Адальхейдюр расправила плечи.
– Как ты можешь ставить это в вину трёхлетнему ребёнку? Что она смыслила, когда ты родилась? Ей наверняка было непросто вдруг оказаться на вторых ролях. В первые месяцы после твоего рождения она вела себя так, будто она на год младше: снова принялась запихивать в рот пустышку и брать в постель своего плюшевого медвежонка. У неё даже голос изменился, – усмехнулась Адальхейдюр. – Она стала разговаривать… ну, как совсем ещё малышка. Ни с того ни с сего вдруг разучилась произносить букву «Р». Но сестра всегда относилась к тебе по-доброму, Эльма: могла часами лежать возле тебя, гладя тебя по щёчкам. Всегда одним пальчиком, будто боялась сделать тебе больно, – мать улыбнулась. – Единственное, о чём я прошу, это чтобы вы были подобрее друг к другу. Это же такая малость. Признай, что временами ты бываешь чересчур резкой, доченька.
Эльма молчала. Как объяснить матери, каково ей было жить рядом со своей старшей сестрой Дагни? Жить в тени девочки, которую все считали совершенством, когда саму Эльму – всего лишь её младшей сестрёнкой?
– Привет, – донёсся из дома голос Дагни, и Эльма едва слышно охнула. – Есть кто дома?

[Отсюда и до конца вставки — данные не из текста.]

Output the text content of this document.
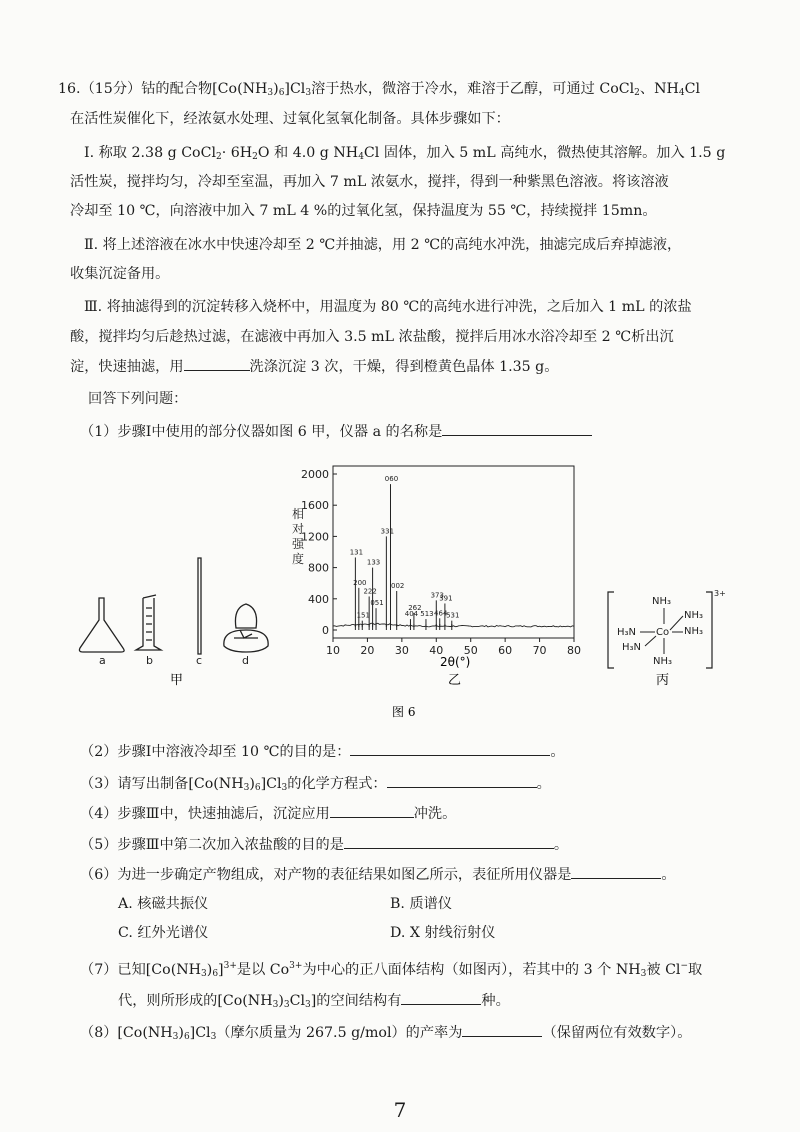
16.（15分）钴的配合物$[Co(NH_3)_6]Cl_3$溶于热水，微溶于冷水，难溶于乙醇，可通过 CoCl$_2$、$NH_4Cl$
在活性炭催化下，经浓氨水处理、过氧化氢氧化制备。具体步骤如下：
Ⅰ. 称取 2.38 g CoCl$_2$· $6H_2O$ 和 4.0 g $NH_4Cl$ 固体，加入 5 mL 高纯水，微热使其溶解。加入 1.5 g
活性炭，搅拌均匀，冷却至室温，再加入 7 mL 浓氨水，搅拌，得到一种紫黑色溶液。将该溶液
冷却至 10 ℃，向溶液中加入 7 mL 4 %的过氧化氢，保持温度为 55 ℃，持续搅拌 15mn。
Ⅱ. 将上述溶液在冰水中快速冷却至 2 ℃并抽滤，用 2 ℃的高纯水冲洗，抽滤完成后弃掉滤液，
收集沉淀备用。
Ⅲ. 将抽滤得到的沉淀转移入烧杯中，用温度为 80 ℃的高纯水进行冲洗，之后加入 1 mL 的浓盐
酸，搅拌均匀后趁热过滤，在滤液中再加入 3.5 mL 浓盐酸，搅拌后用冰水浴冷却至 2 ℃析出沉
淀，快速抽滤，用	洗涤沉淀 3 次，干燥，得到橙黄色晶体 1.35 g。
回答下列问题：
（1）步骤Ⅰ中使用的部分仪器如图 6 甲，仪器 a 的名称是
a	b	c	d
甲
0
400
800
1200
1600
2000
10 20 30 40 50 60 70 80
131
200
151
222
133
051
331
060
002
262
404 513
373
464
391
531
相对强度
2θ(°)
乙
3+
Co
NH₃
NH₃
NH₃
H₃N
H₃N
NH₃
丙
图 6
（2）步骤Ⅰ中溶液冷却至 10 ℃的目的是：	。
（3）请写出制备$[Co(NH_3)_6]Cl_3$的化学方程式：	。
（4）步骤Ⅲ中，快速抽滤后，沉淀应用	冲洗。
（5）步骤Ⅲ中第二次加入浓盐酸的目的是	。
（6）为进一步确定产物组成，对产物的表征结果如图乙所示，表征所用仪器是	。
A. 核磁共振仪	B. 质谱仪
C. 红外光谱仪	D. X 射线衍射仪
（7）已知$[Co(NH_3)_6]^{3+}$是以 $Co^{3+}$为中心的正八面体结构（如图丙），若其中的 3 个 $NH_3$被 Cl−取
代，则所形成的$[Co(NH_3)_3Cl_3]$的空间结构有	种。
$(8)[Co(NH_3)_6]Cl_3$（摩尔质量为 267.5 g/mol）的产率为	（保留两位有效数字）。
7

Адальхейдюр бросила на Эльму многозначительный взгляд:
– Да-да, давайте-ка попьём чайку.
– Вот вы где, – сказала Дагни, открывая дверь на террасу. Она выглядела как балерина: её волосы были собраны в аккуратный пучок, из которого не выбивалась ни единая прядь. Эльма была бы рада больше походить на Дагни, но чуть ли не всякий раз, когда они говорили кому-то, что являются сёстрами, люди удивлялись, и Эльма знала почему: Дагни была красива, а Эльма была… такой, какой была. Не уродиной, но и не красавицей. Она была самой обыкновенной: со светло-каштановыми волосами, бледной кожей и веснушками – пройдёшь и не заметишь. В подростковые годы Эльма пыталась привлечь к себе внимание одеждой и причёской, но все попытки вызывали лишь косые взгляды окружающих: она казалась им странноватой, слегка не от мира сего. А поскольку с мнением, что дурная слава лучше никакой, Эльма была не согласна, она выбрала анонимность и в определённый момент без всяких усилий слилась с окружающей средой, в которой, по сути, её замечало лишь ограниченное число людей.

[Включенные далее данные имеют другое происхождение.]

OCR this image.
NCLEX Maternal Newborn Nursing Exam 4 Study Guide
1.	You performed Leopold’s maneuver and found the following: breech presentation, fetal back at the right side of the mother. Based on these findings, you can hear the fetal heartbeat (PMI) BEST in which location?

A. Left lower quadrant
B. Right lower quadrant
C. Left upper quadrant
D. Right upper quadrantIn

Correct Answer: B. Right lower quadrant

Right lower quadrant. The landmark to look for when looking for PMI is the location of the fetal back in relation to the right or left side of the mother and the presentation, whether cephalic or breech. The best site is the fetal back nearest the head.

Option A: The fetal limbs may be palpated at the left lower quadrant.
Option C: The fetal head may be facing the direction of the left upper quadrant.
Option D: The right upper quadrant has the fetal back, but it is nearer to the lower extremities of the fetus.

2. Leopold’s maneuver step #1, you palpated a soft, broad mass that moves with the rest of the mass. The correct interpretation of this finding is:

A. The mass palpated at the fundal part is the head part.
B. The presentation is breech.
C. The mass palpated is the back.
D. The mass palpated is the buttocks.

– А я сегодня хвороста напекла, – сообщила Дагни, улыбаясь и подняв вверх руки с двумя полными полиэтиленовыми пакетами.
– А вот это уже другой разговор, – отреагировала Эльма, которая поймала себя на мысли, что у неё в желудке всё же ещё есть немного места для лакомого десерта. Занеся в дом коробку с оставшимися разноцветными лампочками, которым было не суждено стать частью рождественского декора в этом году, они вошли в кухню.
– Чем сегодня занимались? – поинтересовалась Адальхейдюр, включая электрочайник.

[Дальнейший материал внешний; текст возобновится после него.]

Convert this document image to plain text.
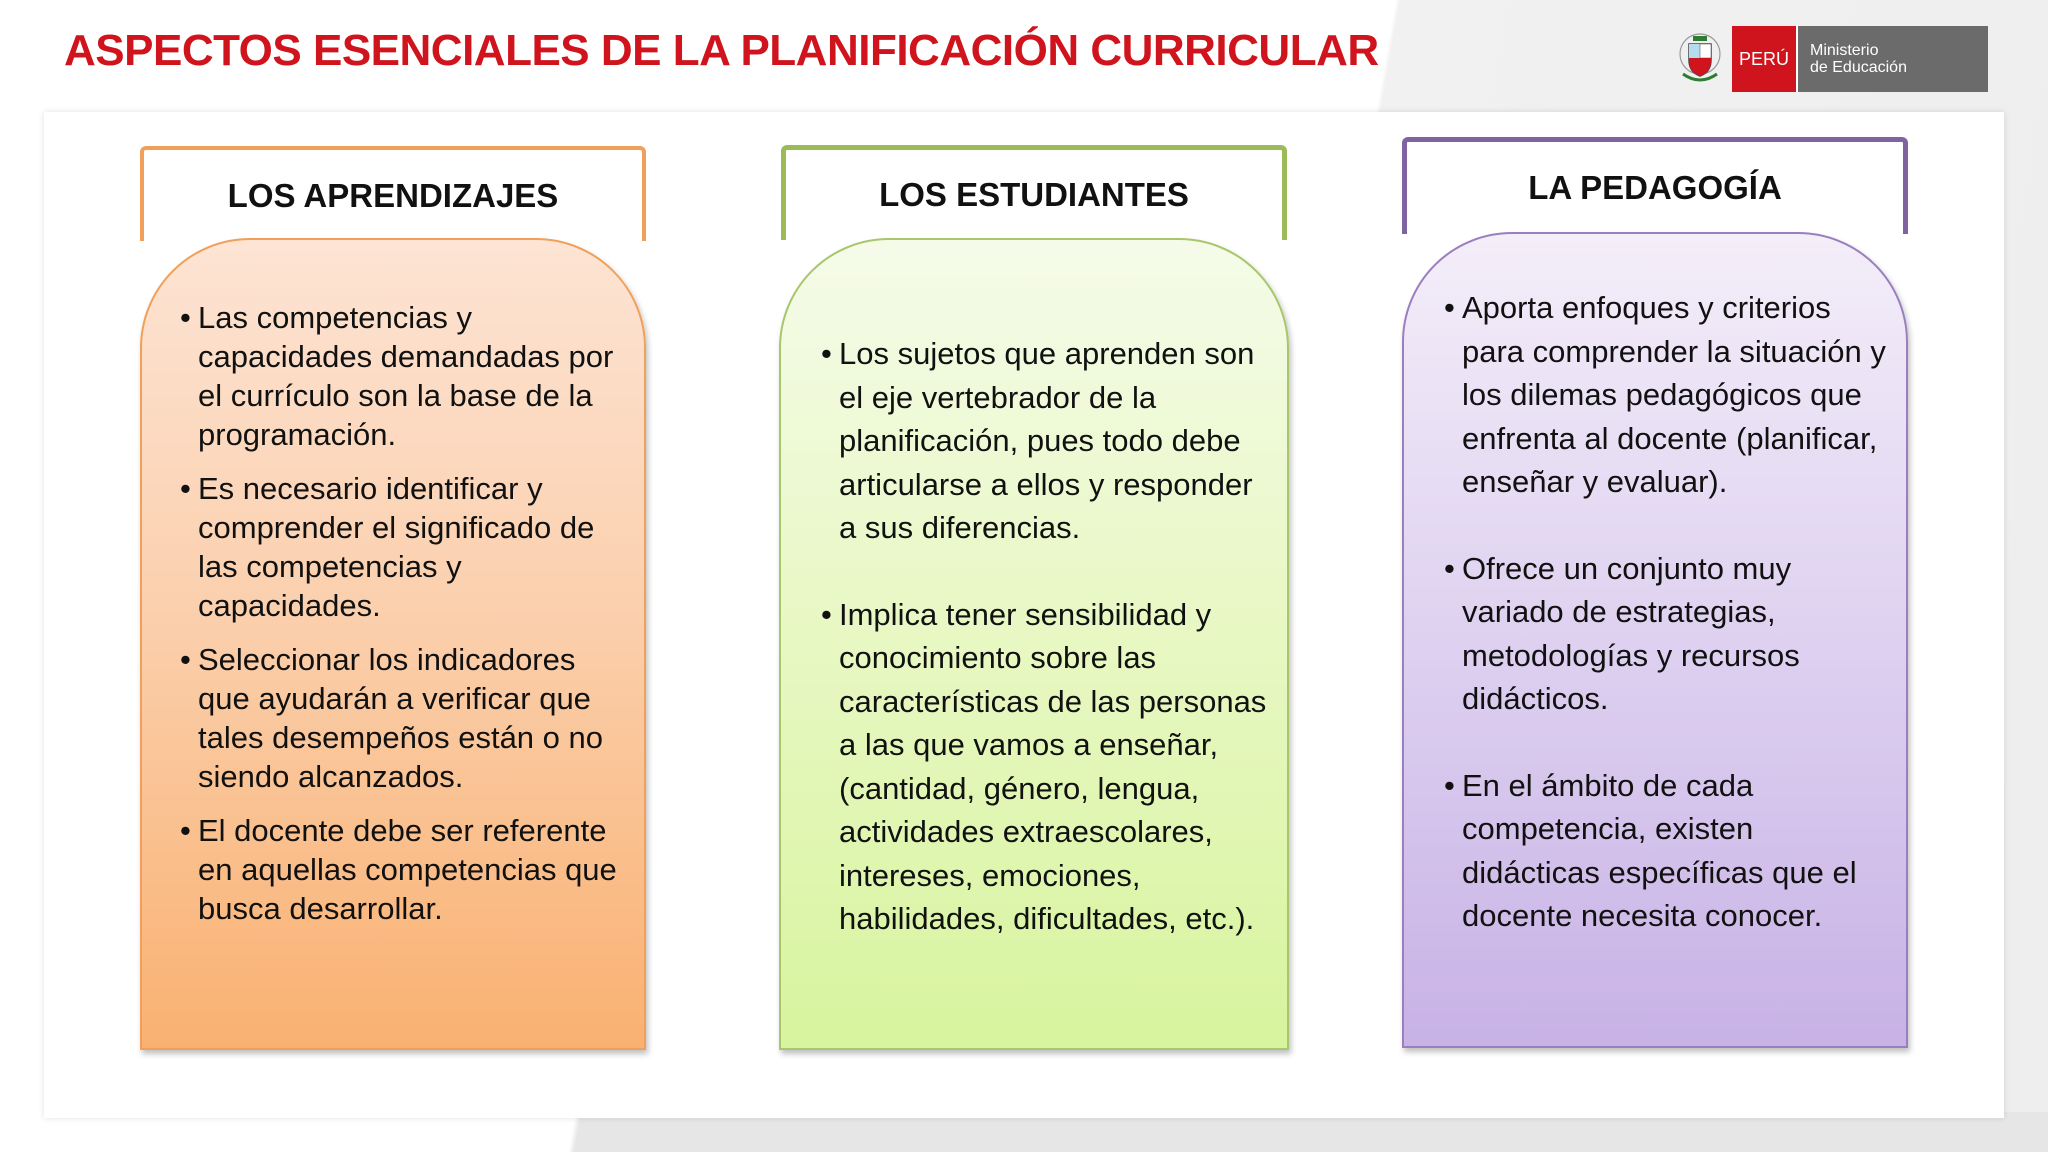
ASPECTOS ESENCIALES DE LA PLANIFICACIÓN CURRICULAR	PERÚ	Ministerio
de Educación
LOS APRENDIZAJES
• Las competencias y capacidades demandadas por el currículo son la base de la programación.
• Es necesario identificar y comprender el significado de las competencias y capacidades.
• Seleccionar los indicadores que ayudarán a verificar que tales desempeños están o no siendo alcanzados.
• El docente debe ser referente en aquellas competencias que busca desarrollar.
LOS ESTUDIANTES
• Los sujetos que aprenden son el eje vertebrador de la planificación, pues todo debe articularse a ellos y responder a sus diferencias.
• Implica tener sensibilidad y conocimiento sobre las características de las personas a las que vamos a enseñar, (cantidad, género, lengua, actividades extraescolares, intereses, emociones, habilidades, dificultades, etc.).
LA PEDAGOGÍA
• Aporta enfoques y criterios para comprender la situación y los dilemas pedagógicos que enfrenta al docente (planificar, enseñar y evaluar).
• Ofrece un conjunto muy variado de estrategias, metodologías y recursos didácticos.
• En el ámbito de cada competencia, existen didácticas específicas que el docente necesita conocer.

– Ну, я хворост пекла, как видишь. А Видар с мальчиками ходили поплавать, – сказала Дагни, кладя пакеты с выпечкой на стол.
– Молодцы. Бассейн после ремонта – просто загляденье, – заметила Адальхейдюр, выставляя на стол чашки, блюдца и коробку с чайными пакетиками. – Ну так как насчёт моего предложения? У папы юбилей, и я хочу сделать ему сюрприз. Устроим вечеринку. Пригласим только родственников и ближайших друзей. Думаю, что мы могли бы весело провести время. Мне всегда хотелось организовать что-то подобное в качестве приятной неожиданности, но я ума не приложу… ну, в общем, как устраивают такие праздники. Поэтому если вы могли бы взять организацию на себя…
– Мы с Эльмой обо всём позаботимся, – тут же согласилась Дагни. – Верно, Эльма?
– Ну да, конечно, – ответила Эльма. – Мы и банкетный зал можем подыскать.
Вода в чайнике закипела, и, наполнив чашки, Адальхейдюр тоже присела за стол. Выбрав себе чайный пакетик, Эльма опустила его в кружку, от которой поднимался пар.
– Отличная идея, – кивнула Дагни. – Как насчёт того, чтобы съездить в город в субботу? Мы бы и украшения купили, и подарок. Может, и рубашку новую ему подберём, раз уж пойдём по магазинам, и… – она сделала паузу, а потом расхохоталась: – Да уж, надо признать, что устраивать праздники я обожаю!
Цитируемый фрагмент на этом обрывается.